Now we're goin'! What wrong with the basement? Your shop looks fantastic! The hardwired dust collection system is what I envision. More shops please. I love this.


----------



## OnlyJustME (Nov 22, 2011)

There is a State of the Shop thread already going here (not in the shop section) but it seems people are cleaning up their shops to post on this one. In that case mine will probably never get posted on this thread. LOL

I am envious of the organizational skills you guys have. Any one wanna take on another shop and help a fellow LJ out? Just need it set up once so i can keep it that way


----------



## donwilwol (May 16, 2011)




----------



## RodNGun (Feb 4, 2012)

Boom! Thanks Don, who's next.


----------



## NiteWalker (May 7, 2011)

If I had a shop that big, beautiful, clean and cozy looking I would seriously never leave.


----------



## Blackie_ (Jul 10, 2011)

Ok Rod, read your message above, once I have a chance I'll post some updated pics of mine.


----------



## Blackie_ (Jul 10, 2011)

Ok Rod here is mine, 12' x 16' a stand alone located in my back yard with an external attached DC closet which also houses my air compressor. I have another 8' x 10' metal building I just put up for my finishing booth.


----------



## mbs (May 8, 2010)

Great shops to all that have posted so far!

Here's a link mine - too lazy to re-upload the pics.

I like to see pics of shops too.

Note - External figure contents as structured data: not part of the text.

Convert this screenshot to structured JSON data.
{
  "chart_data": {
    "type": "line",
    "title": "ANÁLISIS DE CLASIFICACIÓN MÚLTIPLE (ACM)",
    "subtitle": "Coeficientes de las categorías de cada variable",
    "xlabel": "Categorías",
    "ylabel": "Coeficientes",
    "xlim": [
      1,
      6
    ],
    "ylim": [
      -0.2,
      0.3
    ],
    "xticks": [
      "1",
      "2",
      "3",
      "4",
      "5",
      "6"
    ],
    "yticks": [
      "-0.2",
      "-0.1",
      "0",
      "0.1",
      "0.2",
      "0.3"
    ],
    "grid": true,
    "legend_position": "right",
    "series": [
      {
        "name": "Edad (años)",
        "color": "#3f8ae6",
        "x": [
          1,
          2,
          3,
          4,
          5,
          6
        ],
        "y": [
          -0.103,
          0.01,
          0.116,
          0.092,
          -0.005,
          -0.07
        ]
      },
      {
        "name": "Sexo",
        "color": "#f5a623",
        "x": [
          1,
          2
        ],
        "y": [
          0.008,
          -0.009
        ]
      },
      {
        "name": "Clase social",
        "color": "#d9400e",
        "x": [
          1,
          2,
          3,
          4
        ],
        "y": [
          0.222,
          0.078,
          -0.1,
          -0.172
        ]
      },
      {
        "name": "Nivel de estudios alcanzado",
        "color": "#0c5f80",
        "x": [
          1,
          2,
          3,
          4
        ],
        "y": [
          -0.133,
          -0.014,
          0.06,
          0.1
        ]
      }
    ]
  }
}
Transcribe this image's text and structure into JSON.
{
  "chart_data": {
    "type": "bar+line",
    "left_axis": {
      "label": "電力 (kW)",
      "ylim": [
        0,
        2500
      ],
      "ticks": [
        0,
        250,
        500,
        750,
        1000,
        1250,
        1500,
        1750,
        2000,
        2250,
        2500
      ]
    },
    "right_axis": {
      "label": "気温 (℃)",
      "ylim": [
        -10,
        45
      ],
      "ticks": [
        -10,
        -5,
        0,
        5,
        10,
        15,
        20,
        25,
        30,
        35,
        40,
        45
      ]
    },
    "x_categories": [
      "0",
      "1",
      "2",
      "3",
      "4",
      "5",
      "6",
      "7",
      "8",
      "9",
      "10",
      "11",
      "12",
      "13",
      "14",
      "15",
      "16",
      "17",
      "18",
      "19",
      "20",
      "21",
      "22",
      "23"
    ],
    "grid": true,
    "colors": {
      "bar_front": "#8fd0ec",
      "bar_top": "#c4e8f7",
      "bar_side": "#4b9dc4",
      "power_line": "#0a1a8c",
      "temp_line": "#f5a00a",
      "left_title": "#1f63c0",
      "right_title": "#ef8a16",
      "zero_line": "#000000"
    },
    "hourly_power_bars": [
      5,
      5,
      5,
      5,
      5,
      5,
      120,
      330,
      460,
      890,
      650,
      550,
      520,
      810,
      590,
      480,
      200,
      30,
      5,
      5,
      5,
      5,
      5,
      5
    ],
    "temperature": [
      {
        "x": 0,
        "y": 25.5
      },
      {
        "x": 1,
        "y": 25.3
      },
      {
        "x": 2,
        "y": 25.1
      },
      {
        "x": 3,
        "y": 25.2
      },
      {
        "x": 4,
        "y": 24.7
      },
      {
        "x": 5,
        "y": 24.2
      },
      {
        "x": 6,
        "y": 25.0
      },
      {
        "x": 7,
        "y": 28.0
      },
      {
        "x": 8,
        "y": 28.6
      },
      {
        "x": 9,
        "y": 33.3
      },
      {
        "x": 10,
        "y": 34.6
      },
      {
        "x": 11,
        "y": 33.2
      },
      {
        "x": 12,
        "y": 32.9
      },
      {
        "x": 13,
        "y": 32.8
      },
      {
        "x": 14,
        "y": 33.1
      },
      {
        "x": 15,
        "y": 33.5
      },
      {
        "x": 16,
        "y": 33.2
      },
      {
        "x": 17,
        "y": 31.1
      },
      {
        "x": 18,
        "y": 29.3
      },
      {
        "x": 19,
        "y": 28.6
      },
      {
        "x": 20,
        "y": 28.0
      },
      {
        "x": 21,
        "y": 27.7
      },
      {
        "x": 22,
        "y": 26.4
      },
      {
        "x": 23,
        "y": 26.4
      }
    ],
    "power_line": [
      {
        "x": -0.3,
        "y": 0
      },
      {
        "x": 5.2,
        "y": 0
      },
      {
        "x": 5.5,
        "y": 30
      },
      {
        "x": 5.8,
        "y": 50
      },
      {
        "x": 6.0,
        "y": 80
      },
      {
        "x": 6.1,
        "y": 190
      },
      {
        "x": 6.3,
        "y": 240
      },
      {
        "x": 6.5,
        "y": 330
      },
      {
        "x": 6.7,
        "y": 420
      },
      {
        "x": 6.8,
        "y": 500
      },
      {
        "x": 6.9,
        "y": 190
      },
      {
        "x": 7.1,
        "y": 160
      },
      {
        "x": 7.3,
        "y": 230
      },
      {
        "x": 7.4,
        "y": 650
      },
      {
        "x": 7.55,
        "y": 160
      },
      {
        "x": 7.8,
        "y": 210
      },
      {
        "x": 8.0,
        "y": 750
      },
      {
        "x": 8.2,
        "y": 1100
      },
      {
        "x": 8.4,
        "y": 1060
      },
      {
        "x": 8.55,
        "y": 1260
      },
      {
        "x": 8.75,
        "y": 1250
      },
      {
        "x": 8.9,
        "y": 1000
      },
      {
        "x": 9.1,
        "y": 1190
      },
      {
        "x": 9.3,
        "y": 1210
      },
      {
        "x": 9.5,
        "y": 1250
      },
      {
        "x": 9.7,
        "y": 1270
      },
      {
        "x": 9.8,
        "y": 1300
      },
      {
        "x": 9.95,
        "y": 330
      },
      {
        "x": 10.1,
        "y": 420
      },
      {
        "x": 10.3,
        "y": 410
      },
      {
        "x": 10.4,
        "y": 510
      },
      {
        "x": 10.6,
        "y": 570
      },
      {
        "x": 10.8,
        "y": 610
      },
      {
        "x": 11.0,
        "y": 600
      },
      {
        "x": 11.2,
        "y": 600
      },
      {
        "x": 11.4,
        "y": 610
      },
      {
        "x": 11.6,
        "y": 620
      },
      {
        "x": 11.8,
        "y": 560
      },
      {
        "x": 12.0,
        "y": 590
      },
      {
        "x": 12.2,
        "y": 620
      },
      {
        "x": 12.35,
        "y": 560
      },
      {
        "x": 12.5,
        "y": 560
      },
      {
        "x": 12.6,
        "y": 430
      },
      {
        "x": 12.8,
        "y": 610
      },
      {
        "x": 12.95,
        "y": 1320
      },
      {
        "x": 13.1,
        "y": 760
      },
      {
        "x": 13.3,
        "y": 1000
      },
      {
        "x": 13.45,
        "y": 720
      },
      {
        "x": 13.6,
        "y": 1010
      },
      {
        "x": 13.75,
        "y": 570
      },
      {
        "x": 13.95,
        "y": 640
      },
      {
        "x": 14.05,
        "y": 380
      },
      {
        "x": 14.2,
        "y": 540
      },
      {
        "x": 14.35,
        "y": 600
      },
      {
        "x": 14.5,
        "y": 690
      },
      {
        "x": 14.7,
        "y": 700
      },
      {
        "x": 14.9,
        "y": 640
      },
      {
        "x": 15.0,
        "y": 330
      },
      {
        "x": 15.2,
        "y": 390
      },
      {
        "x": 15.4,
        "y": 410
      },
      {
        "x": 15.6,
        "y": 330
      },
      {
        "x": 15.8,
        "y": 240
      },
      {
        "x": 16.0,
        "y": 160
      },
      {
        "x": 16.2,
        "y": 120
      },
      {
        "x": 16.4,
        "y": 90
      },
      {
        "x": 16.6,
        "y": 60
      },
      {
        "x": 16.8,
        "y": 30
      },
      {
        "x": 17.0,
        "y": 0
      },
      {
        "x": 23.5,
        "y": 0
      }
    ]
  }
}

I asked the mod if they would put a number next to each shop to represent the number of pics in the folder because it is frustrating to open the folder and not find anything. They like the idea but havent done it yet.


----------



## RodNGun (Feb 4, 2012)

Blackie, nice, cool space! My next project is a compressor/DC closet outside the shop. Band saw looks familiar.

More shops please…


----------



## Pono (Mar 10, 2012)

Almost done with mine gave up on warehouse space I need open Land

Nice view of Diamond head and Waikiki and some local animals.Lucky to live in [email protected]


----------



## mbs (May 8, 2010)

I think your Hawaii trumps my AZ property.


----------



## OnlyJustME (Nov 22, 2011)

You're one lucky guy Joseph to get a workshop with a view like that. That's my dream.


----------



## agallant (Jul 1, 2010)

I kinda hate you right now. I have been having new house ADD purly for the three car gurage that would be my shop instead of my 16X18 shed. Great work space though. Someone has to live the dream, congrads for that.


----------



## RodNGun (Feb 4, 2012)

Thanks Joseph, are those Koa trees you're ripping out there?


----------



## Pono (Mar 10, 2012)

Rod I wish mainly everything else koa has become impossible to get even for me.Some monkeypod from today good lumber


----------



## OnlyJustME (Nov 22, 2011)

Beautiful.


----------